Not so with Andreesen and his crowd, whose desire to completely take the brakes off technological development and accelerate “innovation” at whatever cost, is clearly antagonistic to even the most basic of regulatory protections. If I were more conspiratorially-minded, I might even be tempted to see this as some sort of broader “Mutt and Jeff” technique deployed by the tech industry in its pursuit of a less constrictive market environment. But, more than likely, it’s just a simple case of mindless capitalist enthusiasm, less one of tactical maneuvering.

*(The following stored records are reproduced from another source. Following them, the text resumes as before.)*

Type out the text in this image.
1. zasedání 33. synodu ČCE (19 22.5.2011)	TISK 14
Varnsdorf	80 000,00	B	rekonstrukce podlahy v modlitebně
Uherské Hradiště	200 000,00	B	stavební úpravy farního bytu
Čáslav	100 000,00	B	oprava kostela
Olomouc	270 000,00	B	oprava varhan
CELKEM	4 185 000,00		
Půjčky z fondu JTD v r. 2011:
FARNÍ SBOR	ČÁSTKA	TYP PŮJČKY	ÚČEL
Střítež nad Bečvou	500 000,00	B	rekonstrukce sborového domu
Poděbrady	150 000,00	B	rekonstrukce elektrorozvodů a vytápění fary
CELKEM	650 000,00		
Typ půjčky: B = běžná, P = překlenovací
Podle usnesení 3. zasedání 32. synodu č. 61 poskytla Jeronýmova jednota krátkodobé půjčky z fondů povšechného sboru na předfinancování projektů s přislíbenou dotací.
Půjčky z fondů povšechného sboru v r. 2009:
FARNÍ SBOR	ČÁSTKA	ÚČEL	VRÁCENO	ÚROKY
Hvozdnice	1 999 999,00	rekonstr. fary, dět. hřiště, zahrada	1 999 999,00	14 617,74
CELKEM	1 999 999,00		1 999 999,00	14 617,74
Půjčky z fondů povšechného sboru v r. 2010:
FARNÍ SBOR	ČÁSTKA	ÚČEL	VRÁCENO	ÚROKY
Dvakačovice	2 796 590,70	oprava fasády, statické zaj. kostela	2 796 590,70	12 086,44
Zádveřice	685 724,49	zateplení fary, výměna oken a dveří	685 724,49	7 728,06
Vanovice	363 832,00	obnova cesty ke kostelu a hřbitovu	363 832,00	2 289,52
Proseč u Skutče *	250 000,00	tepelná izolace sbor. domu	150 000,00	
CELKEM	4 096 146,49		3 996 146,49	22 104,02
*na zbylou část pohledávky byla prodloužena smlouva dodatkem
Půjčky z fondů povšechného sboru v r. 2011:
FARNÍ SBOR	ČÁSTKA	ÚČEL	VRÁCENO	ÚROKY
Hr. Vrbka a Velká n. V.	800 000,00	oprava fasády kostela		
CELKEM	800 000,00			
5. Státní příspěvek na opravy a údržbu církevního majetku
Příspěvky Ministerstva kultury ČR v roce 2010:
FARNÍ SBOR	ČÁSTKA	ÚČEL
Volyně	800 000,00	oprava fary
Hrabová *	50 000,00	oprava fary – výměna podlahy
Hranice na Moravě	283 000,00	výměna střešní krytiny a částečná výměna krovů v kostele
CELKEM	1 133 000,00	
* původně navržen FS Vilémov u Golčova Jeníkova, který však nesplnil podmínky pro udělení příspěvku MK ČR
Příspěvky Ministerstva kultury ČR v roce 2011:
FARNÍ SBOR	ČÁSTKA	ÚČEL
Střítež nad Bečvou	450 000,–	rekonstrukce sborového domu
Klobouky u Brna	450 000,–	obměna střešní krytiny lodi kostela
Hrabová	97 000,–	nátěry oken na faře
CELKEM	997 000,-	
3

The techno-optimists are morons that don’t know dick about how the real world works
Here’s the bottom line: The techno-optimist tribe gives off the distinct impression of people who have been so ridiculously rich for so long that they’ve just completely lost the plot about how the real world works. To be fair, this is an apt description of most of Silicon Valley. These days, if you’re not vampirically using your teenage son’s blood to regenerate your own aging body, or torturing monkeys to death in the hopes of creating the Matrix, or trying to get a belligerent reality TV star elected president, you’re just not winning. The tech industry is fueled by people with bad ideas, and Jezos, Andreessen, and company are just some among many. What makes this crowd somewhat different (and a little more dangerous) is that they’re now writing Unabomber-style manifestos that give some pretense of intellectual legitimacy to their terrible ideas. They’re then using that legitimacy to push for a totally unregulated tech industry that stands to “disrupt” (i.e., potentially destabilize) large parts of society.
This makes it all the more ironic that Andreessen names as one of his so-called “enemies” those who are “disconnected from the real world, delusional, unelected, and unaccountable – playing God with everyone else’s lives, with total insulation from the consequences.” Frankly, there’s no better description of the “techno-optimist” crowd—a gaggle of out-of-touch tech bros who think their wealth gives them license to chart a future nobody else wants.